Lichtblicke gab es im Eintracht-Stadion aber auch zu erspähen, neben Sprinterin Burghardt, Stabhochspringer Oleg Zernikel, Langhürden-Läuferin Carolina Krafzik (54,89 Sekunden) und 1500-Meter-Sieger Robert Farken (3:34,64 Minuten)- alles frische Normerfüller - versöhnte sich Gesa Felicitas Krause über 3000 Meter Hindernis mit der Ausrichterstadt. Im vergangenen Jahr hatte sie noch entkräftet aufgeben, diesmal gewann die WM-Dritte von Doha souverän (9:31,36 Minuten) und war am Sonntag auch über 5000 Meter am schnellsten (15:26,80). Bei den Männern kam Mohamed Mohumed sogar mit der schnellsten Meisterzeit seit Dieter Baumann 1998 ins Ziel: 13:30,78 Minuten. Speerwerferin Christin Hussong, derzeit Zweite der Weltjahresbestenliste, genügten indes schon 63,30 Meter zum Sieg, Malaika Mihambo rang sich nach 6,62 Metern im Weitsprung ein gequältes Lächeln ab, Diskus-Olympiasieger Christoph Harting wird seinen Titel in Tokio nach 57,29 Metern wohl nicht einmal verteidigen können.

Para-Weitspringer Markus Rehm gewinnt außer Konkurrenz - und ist enttäuscht

Am Sonntag spielte sich noch eine weitere Besonderheit im Dickicht des Qualifikations-Castings ab: Im Weitsprung gewann Fabian Heinle mit 7,81 Metern den Titel, der weiteste Satz aber kam außer Konkurrenz: von Prothesen-Springer Markus Rehm, mit 8,29. Der 32-Jährige fordert nach seinem Para-Weltrekord in der vergangenen Woche (8,62), dass der Deutsche Leichtathletik-Verband (DLV) ihn für Olympia nominiert, was dieser bisher ablehnt. Im November 2020 hatte der Internationale Sportgerichtshof entschieden, dass Sportverbände den Sportlern nachweisen müssen, dass ihnen die Prothesen einen Vorteil verschaffen, was eine Umkehr der Beweislast bedeutet. Der Weltverband World Athletics hat die Regeländerung aber noch nicht umgesetzt, darauf beruft sich nun der DLV. Die Norm für Tokio hat Rehm als bislang einziger Deutscher erfüllt. "Ich würde bei Olympia keinem den Platz wegnehmen, es geht mir um einen reinen Start, in welcher Wertung auch immer", sagte er in Braunschweig. Und fügte an: "Ich finde es schade, dass man nicht in den Austausch geht."

Chance genutzt: Anna Elendt bricht bei den deutschen Meisterschaften in Berlin gleich zwei nationale Rekorde. (Foto: Alexander Hassenstein/Getty Images)
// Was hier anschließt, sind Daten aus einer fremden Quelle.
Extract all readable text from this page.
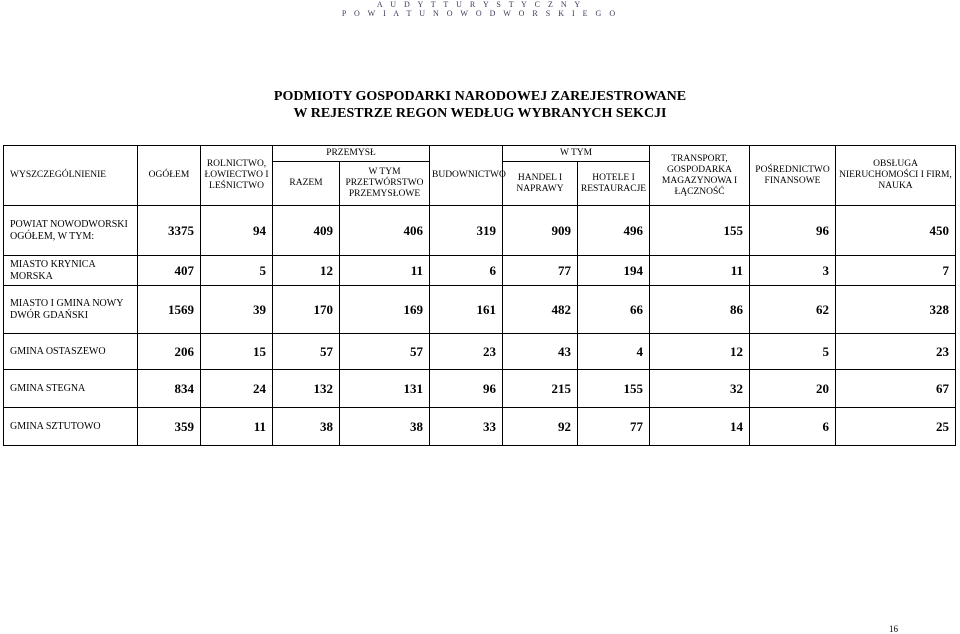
A U D Y T T U R Y S T Y C Z N Y
P O W I A T U N O W O D W O R S K I E G O
PODMIOTY GOSPODARKI NARODOWEJ ZAREJESTROWANE
W REJESTRZE REGON WEDŁUG WYBRANYCH SEKCJI
WYSZCZEGÓLNIENIE	OGÓŁEM	ROLNICTWO, ŁOWIECTWO I LEŚNICTWO	PRZEMYSŁ		BUDOWNICTWO	W TYM		TRANSPORT, GOSPODARKA MAGAZYNOWA I ŁĄCZNOŚĆ	POŚREDNICTWO FINANSOWE	OBSŁUGA NIERUCHOMOŚCI I FIRM, NAUKA
			RAZEM	W TYM PRZETWÓRSTWO PRZEMYSŁOWE		HANDEL I NAPRAWY	HOTELE I RESTAURACJE			
POWIAT NOWODWORSKI OGÓŁEM, W TYM:	3375	94	409	406	319	909	496	155	96	450
MIASTO KRYNICA MORSKA	407	5	12	11	6	77	194	11	3	7
MIASTO I GMINA NOWY DWÓR GDAŃSKI	1569	39	170	169	161	482	66	86	62	328
GMINA OSTASZEWO	206	15	57	57	23	43	4	12	5	23
GMINA STEGNA	834	24	132	131	96	215	155	32	20	67
GMINA SZTUTOWO	359	11	38	38	33	92	77	14	6	25
16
Derlei Kontroversen beschäftigten die Schwimmer in Berlin nicht, auch bei ihnen waren die "Finals" eher kein Sammelpunkt der Besten: Die WM-Medaillengewinner Florian Wellbrock und Sarah Köhler bringen sich gerade lieber im Höhentrainingslager in Olympiaform, dafür nutzte eine andere die Bühne: Anna Elendt, die gleich zwei deutsche Rekorde knackte. Über 100 Meter Brust schlug die 19-Jährige in 1:06,50 Minuten an und war damit 51 Hundertstelsekunden schneller als Sarah Poewe bei der WM 2009 in Rom, als noch in Hightech-Anzügen geschwommen wurde. Auch die nicht-olympischen 50 Meter Brust schwamm Elendt in Rekordzeit (30,67 Sekunden). "Ich fange direkt am Montag oder Dienstag wieder mit Training an. Es wird bis Tokio durchgezogen", sagte Elendt, die in den USA trainiert. Marco Koch, der einzige ehemalige Weltmeister in Berlin, sagte seinen Start kurzfristig ab, er habe mit Nachwirkungen der Corona-Impfung zu kämpfen. Die Unwägbarkeiten im Jahr zwei der Pandemie - sie werden die Sportler noch so einige Wochen bis Olympia beschäftigen.